The Biblical exhortation: "Seek, and ye shall find", assumes rich, new meaning, in an Age when digital search engines answer most of our questions. But entering a search term in text can be irksome when one is on the move. Which is why mobile visual search, snapping a quick photo of an object and submitting it to a search engine, may soon become the most popular way of asking a question. Consider:
You find an advertisement for a movie in your newspaper. You click a picture of the poster with your phone-camera. A visual search app identifies the film; brings up a synopsis; lists the cast and few recent reviews; tells you if the film has won any awards; tells you where it is playing in your neighbourhood ( using the GPS in your phone) and links an online booking service, listing show times and ticket rates.
You are window-shopping in a mall and see a pair of shoes in a store window that catches your fancy. Before stepping in and subjecting yourself to high pressure salesmanship, you want to learn more.

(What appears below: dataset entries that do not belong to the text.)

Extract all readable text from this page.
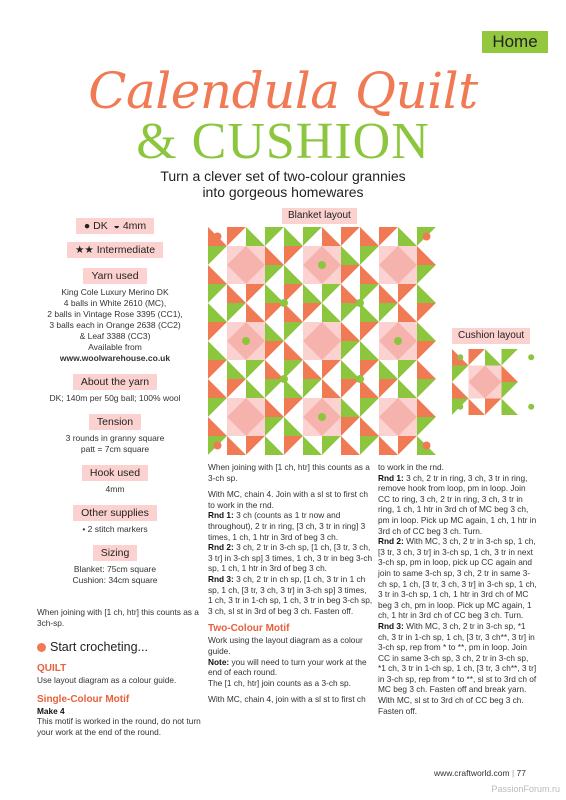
Home
Calendula Quilt
& CUSHION
Turn a clever set of two-colour grannies
into gorgeous homewares
● DK ◒ 4mm
★★ Intermediate
Yarn used
King Cole Luxury Merino DK
4 balls in White 2610 (MC),
2 balls in Vintage Rose 3395 (CC1),
3 balls each in Orange 2638 (CC2)
& Leaf 3388 (CC3)
Available from
www.woolwarehouse.co.uk
About the yarn
DK; 140m per 50g ball; 100% wool
Tension
3 rounds in granny square
patt = 7cm square
Hook used
4mm
Other supplies
• 2 stitch markers
Sizing
Blanket: 75cm square
Cushion: 34cm square
When joining with [1 ch, htr] this counts as a 3ch-sp.
Start crocheting...
QUILT
Use layout diagram as a colour guide.
Single-Colour Motif
Make 4
This motif is worked in the round, do not turn your work at the end of the round.
Blanket layout
Cushion layout
When joining with [1 ch, htr] this counts as a 3-ch sp.
With MC, chain 4. Join with a sl st to first ch to work in the rnd.
Rnd 1: 3 ch (counts as 1 tr now and throughout), 2 tr in ring, [3 ch, 3 tr in ring] 3 times, 1 ch, 1 htr in 3rd of beg 3 ch.
Rnd 2: 3 ch, 2 tr in 3-ch sp, [1 ch, [3 tr, 3 ch, 3 tr] in 3-ch sp] 3 times, 1 ch, 3 tr in beg 3-ch sp, 1 ch, 1 htr in 3rd of beg 3 ch.
Rnd 3: 3 ch, 2 tr in ch sp, [1 ch, 3 tr in 1 ch sp, 1 ch, [3 tr, 3 ch, 3 tr] in 3-ch sp] 3 times, 1 ch, 3 tr in 1-ch sp, 1 ch, 3 tr in beg 3-ch sp, 3 ch, sl st in 3rd of beg 3 ch. Fasten off.
Two-Colour Motif
Work using the layout diagram as a colour guide.
Note: you will need to turn your work at the end of each round.
The [1 ch, htr] join counts as a 3-ch sp.
With MC, chain 4, join with a sl st to first ch
to work in the rnd.
Rnd 1: 3 ch, 2 tr in ring, 3 ch, 3 tr in ring, remove hook from loop, pm in loop. Join CC to ring, 3 ch, 2 tr in ring, 3 ch, 3 tr in ring, 1 ch, 1 htr in 3rd ch of MC beg 3 ch, pm in loop. Pick up MC again, 1 ch, 1 htr in 3rd ch of CC beg 3 ch. Turn.
Rnd 2: With MC, 3 ch, 2 tr in 3-ch sp, 1 ch, [3 tr, 3 ch, 3 tr] in 3-ch sp, 1 ch, 3 tr in next 3-ch sp, pm in loop, pick up CC again and join to same 3-ch sp, 3 ch, 2 tr in same 3-ch sp, 1 ch, [3 tr, 3 ch, 3 tr] in 3-ch sp, 1 ch, 3 tr in 3-ch sp, 1 ch, 1 htr in 3rd ch of MC beg 3 ch, pm in loop. Pick up MC again, 1 ch, 1 htr in 3rd ch of CC beg 3 ch. Turn.
Rnd 3: With MC, 3 ch, 2 tr in 3-ch sp, *1 ch, 3 tr in 1-ch sp, 1 ch, [3 tr, 3 ch**, 3 tr] in 3-ch sp, rep from * to **, pm in loop. Join CC in same 3-ch sp, 3 ch, 2 tr in 3-ch sp, *1 ch, 3 tr in 1-ch sp, 1 ch, [3 tr, 3 ch**, 3 tr] in 3-ch sp, rep from * to **, sl st to 3rd ch of MC beg 3 ch. Fasten off and break yarn. With MC, sl st to 3rd ch of CC beg 3 ch.
Fasten off.
www.craftworld.com | 77
PassionForum.ru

You click a photo of the shoe. The visual search app identified the brand, displays the description and most importantly, lists the prices at different shops as well as online. Armed with this knowledge you stride into the shop.
Camfind
Google launched a visual search engine last year called Goggles. It searches for the image in its databases and also scans bar codes and QR codes. For some reason, the app did not take off among iPhone users and was taken off the iTunes page. You can still find it as an Android app. Another popular mobile visual search engine is Camfind, whose motto is "Point, Shoot & Discover". It is available for Android, Apple and Windows phones and tablets and has the added advantage of voice search, if you don’t want to take a picture. It also offers VoiceOver of identified objects, so that you can learn know how words are pronounced. Great for foreign trips, when you are desperate to know how to ask for a bottle of mineral water in the local lingo.
In recent days, a New York-based company, founded and mostly fuelled by Indian talent, is making waves in the mobile visual search business. Four years ago, Omar Tayeb and Ambarish Mitra, both then working for AXA Insurance, UK, were in a pub in Cobham, England, playing with a one pound sterling note and speculating on how augmented reality might enhance the image of Queen Elizabeth II on the note.
That germ of an idea led them to quit their jobs, rope in two more colleagues and start Blippar, an image recognition platform and visual browser. Till last year Blippar was essentially a corporate offering with clients like Coca Cola, Pizza Hut and Heinz ketchup, who embedded Blippar in their hoardings and ads, letting mobile users get more information.
At the ongoing SXSW ( South By South West) Conference in Austin, Texas (US), Mitra has announced the imminent relaunch of Blippar as a free app. For starters, Blippar will be making all English-language album covers, fiction books, DVD covers and movie posters blippable. When a user "blipps" one of these items or images they will be presented with a range of contextual information. If they 'blipp' an album cover they can access videos of the band, a source to buy tickets to an upcoming concert, details on what people are saying about them on Twitter or photos of the band itself. Blippar app will available for download on iOS and Android in April 2015. “Today marks the beginning of a new era of search, where curious users will be able to visually search the world", says Blippar CEO Mitra, whose company has 50 million global users and its India HQ in Delhi. Inevitably the Indian presence will translate into some desi innovation flowing into Blippar and raising the bar in the Make in India saga, while ensuring "he that seeketh, findeth!"